Low-Rank Adaptation of LLaMA 3 for Nepali and Hindi
Read one of my previous post on Low-Rank Adaptation of LLaMA 2 for Nepali and Hindi where we discuss different Parameter Efficient Fine-Tuning (PEFT) techniques and share results from fine-tuning LLaMA 3 for Nepali and Hindi, two South Asian languages, one of which is a high-resource language and another which is a low-resource language.
In addition to improving the model itself for low-resource language, LLMs are also being used to enrich various other parts of the NLP pipeline. Existing research has shown LLMs are few and zero (Wu and Dredze et al., 2019, Brown et al., 2020, Lin et al., 2022) shot learners.
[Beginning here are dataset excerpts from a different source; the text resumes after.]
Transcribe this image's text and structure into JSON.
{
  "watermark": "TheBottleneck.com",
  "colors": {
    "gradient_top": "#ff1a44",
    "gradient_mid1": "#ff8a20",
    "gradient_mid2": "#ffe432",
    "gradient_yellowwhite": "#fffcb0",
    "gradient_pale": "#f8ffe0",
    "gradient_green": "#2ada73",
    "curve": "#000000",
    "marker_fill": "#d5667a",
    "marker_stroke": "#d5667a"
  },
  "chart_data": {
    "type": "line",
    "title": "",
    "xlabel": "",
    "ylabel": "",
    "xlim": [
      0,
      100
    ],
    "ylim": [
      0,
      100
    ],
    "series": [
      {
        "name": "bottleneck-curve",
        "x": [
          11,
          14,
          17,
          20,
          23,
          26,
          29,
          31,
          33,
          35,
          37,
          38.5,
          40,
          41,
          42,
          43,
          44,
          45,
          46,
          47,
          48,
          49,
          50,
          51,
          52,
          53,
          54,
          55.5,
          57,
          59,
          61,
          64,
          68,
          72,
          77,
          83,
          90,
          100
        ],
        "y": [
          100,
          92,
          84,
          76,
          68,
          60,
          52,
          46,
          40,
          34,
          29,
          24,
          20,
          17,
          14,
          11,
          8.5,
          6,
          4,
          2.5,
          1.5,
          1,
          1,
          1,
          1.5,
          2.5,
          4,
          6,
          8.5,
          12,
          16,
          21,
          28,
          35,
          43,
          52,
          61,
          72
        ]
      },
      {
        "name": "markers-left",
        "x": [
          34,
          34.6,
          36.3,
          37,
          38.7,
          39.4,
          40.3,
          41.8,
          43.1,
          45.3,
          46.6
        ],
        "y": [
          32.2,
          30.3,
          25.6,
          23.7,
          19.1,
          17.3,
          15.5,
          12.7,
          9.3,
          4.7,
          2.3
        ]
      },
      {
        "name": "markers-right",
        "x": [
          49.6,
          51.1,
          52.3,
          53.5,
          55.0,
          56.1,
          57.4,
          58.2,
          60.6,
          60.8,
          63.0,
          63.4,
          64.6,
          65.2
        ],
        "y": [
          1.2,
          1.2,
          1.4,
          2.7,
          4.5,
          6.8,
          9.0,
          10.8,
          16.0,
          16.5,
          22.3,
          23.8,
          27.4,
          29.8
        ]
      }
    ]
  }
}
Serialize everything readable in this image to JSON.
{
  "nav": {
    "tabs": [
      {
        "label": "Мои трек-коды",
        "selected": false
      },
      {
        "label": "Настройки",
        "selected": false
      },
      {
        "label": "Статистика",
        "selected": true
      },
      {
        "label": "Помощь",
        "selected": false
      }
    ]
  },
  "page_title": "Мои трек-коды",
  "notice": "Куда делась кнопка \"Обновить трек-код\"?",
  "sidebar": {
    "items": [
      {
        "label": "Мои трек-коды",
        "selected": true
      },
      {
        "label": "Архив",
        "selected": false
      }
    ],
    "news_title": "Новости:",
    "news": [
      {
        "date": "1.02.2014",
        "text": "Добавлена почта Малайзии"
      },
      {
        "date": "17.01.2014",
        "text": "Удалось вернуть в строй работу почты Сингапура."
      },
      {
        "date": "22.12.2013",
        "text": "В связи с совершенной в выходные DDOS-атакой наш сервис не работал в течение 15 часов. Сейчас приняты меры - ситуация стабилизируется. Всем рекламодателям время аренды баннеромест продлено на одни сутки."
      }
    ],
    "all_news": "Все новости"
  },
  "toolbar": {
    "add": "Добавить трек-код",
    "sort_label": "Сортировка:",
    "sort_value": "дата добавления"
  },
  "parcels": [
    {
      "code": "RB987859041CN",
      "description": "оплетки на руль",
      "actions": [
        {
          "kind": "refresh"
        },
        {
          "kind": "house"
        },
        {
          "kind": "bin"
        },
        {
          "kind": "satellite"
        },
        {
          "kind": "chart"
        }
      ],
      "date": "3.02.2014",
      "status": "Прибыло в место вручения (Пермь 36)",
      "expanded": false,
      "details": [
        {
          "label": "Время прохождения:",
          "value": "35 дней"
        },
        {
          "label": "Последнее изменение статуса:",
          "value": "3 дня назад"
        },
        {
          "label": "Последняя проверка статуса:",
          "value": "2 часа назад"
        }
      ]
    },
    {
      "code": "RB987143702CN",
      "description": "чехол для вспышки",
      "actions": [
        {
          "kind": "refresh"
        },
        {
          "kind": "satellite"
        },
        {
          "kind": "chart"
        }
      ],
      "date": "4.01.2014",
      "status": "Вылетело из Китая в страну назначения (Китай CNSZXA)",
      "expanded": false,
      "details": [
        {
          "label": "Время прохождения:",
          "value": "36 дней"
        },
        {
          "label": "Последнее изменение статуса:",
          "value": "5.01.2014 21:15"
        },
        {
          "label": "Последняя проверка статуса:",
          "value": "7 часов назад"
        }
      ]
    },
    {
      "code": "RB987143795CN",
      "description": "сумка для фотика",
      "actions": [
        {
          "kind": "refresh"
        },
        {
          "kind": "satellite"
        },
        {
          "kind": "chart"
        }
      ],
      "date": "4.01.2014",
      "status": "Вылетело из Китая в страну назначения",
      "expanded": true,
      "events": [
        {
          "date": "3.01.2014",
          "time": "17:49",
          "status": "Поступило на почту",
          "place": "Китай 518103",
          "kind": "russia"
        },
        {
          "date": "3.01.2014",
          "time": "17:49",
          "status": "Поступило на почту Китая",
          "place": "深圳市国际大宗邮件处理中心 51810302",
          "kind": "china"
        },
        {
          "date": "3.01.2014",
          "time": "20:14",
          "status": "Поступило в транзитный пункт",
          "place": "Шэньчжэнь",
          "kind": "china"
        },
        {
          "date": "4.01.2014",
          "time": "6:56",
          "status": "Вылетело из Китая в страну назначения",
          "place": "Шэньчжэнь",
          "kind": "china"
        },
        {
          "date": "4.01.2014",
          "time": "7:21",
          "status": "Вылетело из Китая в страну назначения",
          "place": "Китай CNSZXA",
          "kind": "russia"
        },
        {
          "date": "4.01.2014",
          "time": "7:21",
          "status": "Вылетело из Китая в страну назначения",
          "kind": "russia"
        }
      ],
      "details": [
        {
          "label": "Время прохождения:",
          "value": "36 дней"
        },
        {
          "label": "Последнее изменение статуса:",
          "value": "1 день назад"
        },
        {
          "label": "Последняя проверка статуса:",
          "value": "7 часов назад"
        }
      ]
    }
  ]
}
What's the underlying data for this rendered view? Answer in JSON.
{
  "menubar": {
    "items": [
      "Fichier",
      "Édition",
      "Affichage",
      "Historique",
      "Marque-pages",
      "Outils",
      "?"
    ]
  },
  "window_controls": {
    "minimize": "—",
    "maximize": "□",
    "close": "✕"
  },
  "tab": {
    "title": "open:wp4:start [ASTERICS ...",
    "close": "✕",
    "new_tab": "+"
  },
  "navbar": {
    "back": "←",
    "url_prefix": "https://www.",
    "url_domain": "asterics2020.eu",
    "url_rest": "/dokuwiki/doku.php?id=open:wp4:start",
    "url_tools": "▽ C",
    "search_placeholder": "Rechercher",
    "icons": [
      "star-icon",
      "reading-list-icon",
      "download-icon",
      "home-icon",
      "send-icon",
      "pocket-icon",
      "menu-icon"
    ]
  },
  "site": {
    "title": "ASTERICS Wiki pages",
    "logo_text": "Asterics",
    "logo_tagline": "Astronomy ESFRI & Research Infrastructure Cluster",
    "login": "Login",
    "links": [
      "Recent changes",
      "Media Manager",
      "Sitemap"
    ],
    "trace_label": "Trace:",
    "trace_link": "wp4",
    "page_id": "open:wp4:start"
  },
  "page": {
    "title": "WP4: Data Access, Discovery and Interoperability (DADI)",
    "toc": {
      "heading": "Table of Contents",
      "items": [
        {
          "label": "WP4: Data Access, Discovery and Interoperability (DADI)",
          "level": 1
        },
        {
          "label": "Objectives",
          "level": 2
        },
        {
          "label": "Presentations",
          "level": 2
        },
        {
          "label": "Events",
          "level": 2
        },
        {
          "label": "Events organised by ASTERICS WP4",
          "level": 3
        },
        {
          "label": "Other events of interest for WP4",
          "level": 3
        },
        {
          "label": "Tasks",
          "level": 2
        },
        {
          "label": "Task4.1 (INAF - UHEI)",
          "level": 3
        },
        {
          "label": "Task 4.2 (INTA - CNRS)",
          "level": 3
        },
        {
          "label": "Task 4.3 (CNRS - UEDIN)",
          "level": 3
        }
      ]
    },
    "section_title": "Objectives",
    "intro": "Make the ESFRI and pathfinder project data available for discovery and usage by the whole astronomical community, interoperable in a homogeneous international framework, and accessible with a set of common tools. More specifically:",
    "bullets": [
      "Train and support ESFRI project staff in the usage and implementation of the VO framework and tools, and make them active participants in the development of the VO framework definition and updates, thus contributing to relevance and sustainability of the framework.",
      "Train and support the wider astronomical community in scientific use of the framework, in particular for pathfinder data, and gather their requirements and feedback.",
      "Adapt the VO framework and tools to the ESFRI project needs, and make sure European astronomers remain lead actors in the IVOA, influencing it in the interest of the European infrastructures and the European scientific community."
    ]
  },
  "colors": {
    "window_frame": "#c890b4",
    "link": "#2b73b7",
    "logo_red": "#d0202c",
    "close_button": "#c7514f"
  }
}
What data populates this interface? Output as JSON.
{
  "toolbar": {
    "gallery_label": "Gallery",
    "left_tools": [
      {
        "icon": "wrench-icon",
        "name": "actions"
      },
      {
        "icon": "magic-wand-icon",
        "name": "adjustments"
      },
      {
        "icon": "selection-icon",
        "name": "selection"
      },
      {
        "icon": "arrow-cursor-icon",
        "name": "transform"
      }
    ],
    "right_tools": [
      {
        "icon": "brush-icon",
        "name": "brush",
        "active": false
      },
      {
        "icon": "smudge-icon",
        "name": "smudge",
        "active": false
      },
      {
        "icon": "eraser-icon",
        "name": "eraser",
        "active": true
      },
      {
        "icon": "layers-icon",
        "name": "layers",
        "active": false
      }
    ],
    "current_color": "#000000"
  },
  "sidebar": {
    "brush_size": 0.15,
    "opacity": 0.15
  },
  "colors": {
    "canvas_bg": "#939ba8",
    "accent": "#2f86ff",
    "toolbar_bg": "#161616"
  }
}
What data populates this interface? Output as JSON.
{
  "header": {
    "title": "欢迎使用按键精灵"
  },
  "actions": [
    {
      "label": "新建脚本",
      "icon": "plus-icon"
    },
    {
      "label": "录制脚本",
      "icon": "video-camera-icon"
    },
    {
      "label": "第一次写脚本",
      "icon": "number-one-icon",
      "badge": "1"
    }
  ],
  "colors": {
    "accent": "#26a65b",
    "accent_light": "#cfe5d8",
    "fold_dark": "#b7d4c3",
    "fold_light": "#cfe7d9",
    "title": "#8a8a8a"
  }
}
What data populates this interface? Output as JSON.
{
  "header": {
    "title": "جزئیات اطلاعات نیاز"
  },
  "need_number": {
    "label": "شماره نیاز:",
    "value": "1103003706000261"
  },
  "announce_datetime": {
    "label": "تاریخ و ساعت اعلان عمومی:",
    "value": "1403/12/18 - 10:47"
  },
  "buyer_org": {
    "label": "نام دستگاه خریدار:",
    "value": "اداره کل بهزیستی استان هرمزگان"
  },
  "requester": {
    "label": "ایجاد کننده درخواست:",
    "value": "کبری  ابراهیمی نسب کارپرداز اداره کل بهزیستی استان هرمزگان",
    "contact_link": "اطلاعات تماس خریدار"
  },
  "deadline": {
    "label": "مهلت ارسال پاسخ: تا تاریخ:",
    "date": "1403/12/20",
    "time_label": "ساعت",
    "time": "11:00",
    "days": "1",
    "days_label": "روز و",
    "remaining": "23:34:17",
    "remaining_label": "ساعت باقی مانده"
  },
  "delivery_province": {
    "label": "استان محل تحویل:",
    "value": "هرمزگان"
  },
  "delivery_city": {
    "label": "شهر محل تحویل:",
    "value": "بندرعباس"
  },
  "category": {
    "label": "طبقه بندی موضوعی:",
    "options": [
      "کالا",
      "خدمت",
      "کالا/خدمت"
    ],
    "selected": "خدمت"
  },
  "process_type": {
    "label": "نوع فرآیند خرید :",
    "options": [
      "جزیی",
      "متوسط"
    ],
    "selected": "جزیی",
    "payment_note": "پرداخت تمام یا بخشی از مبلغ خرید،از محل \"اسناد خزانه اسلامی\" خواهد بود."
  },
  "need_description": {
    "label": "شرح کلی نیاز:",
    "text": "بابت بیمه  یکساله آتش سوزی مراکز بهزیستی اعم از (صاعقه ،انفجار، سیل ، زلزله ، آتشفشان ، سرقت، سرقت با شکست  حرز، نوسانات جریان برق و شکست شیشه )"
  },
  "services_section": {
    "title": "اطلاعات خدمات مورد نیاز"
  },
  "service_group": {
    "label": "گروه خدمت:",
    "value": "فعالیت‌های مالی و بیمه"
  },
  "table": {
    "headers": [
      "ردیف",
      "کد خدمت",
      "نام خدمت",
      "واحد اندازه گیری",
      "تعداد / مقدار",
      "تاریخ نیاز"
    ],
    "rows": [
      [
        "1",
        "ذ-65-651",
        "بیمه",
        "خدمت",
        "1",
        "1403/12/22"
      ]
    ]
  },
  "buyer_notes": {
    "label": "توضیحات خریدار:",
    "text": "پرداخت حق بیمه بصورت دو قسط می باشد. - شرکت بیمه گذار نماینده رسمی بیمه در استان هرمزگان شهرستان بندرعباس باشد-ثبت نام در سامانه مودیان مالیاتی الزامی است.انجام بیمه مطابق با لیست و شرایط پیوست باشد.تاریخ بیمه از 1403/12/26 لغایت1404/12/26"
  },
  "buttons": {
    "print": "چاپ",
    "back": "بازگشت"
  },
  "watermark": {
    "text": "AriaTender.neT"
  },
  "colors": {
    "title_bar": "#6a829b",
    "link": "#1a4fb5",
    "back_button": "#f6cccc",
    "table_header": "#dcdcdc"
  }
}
This ability seems to provide oppotunity to brigde the data gap by using LLMs to generate synthetic data (Schick et al., 2021, Meng et al., 2022) in low-resource languages. Recently, LLMs are being used as a judge to evaluate model output (Zheng et al., 2023), a similar set up can be used in low-resource settings to speed up both data creation and model evaluation.
Conclusion
Clearly the digital divide between the high and low resource languages is vast and this divide has led to lack of robust and high perfoming NLP systems and LLMs for low-resource lanuguages. A large number of languages around the globe continue to be under-represented in the web and in LLMs. Most LLMs that we have today are optimized for a selective set of high-resources languages and perform poorly on low-resource languages. Recent studies have found several strategies to enrich the LLMs and support the NLP R&D for low-resource language by multilingual pretraining of LLMs; and in fact, leveraging LLMs and their multilingual, cross-lingual, and zero/few shot abilities. However, synthetic data generated from LLMs is not enough and we need to foster local efforts in data sourcing at scale.
What Next in This Series?
There is limited research dedicated to low-resource NLP and LLMs. There is still a lack of clarity on how much we can achieve with just LLMs. Although synthetic data could help with the research for low-resource NLP and LLMs, it will not capture nuances specific to different languages well. This means that for many use-cases where these nuances matter, NLP systems and LLMs will hit the preformance ceiling soon, and the accuracy of the models will not be good enough for real-world use.
In the new chapters, we will work with examples to apply LLMs at different stages of the NLP pipeline, and understand what problems we can solve in the process. We will mostly likely rely on transfer learning and PEFT methods to develop tools and resources for Nepali - a low resource language.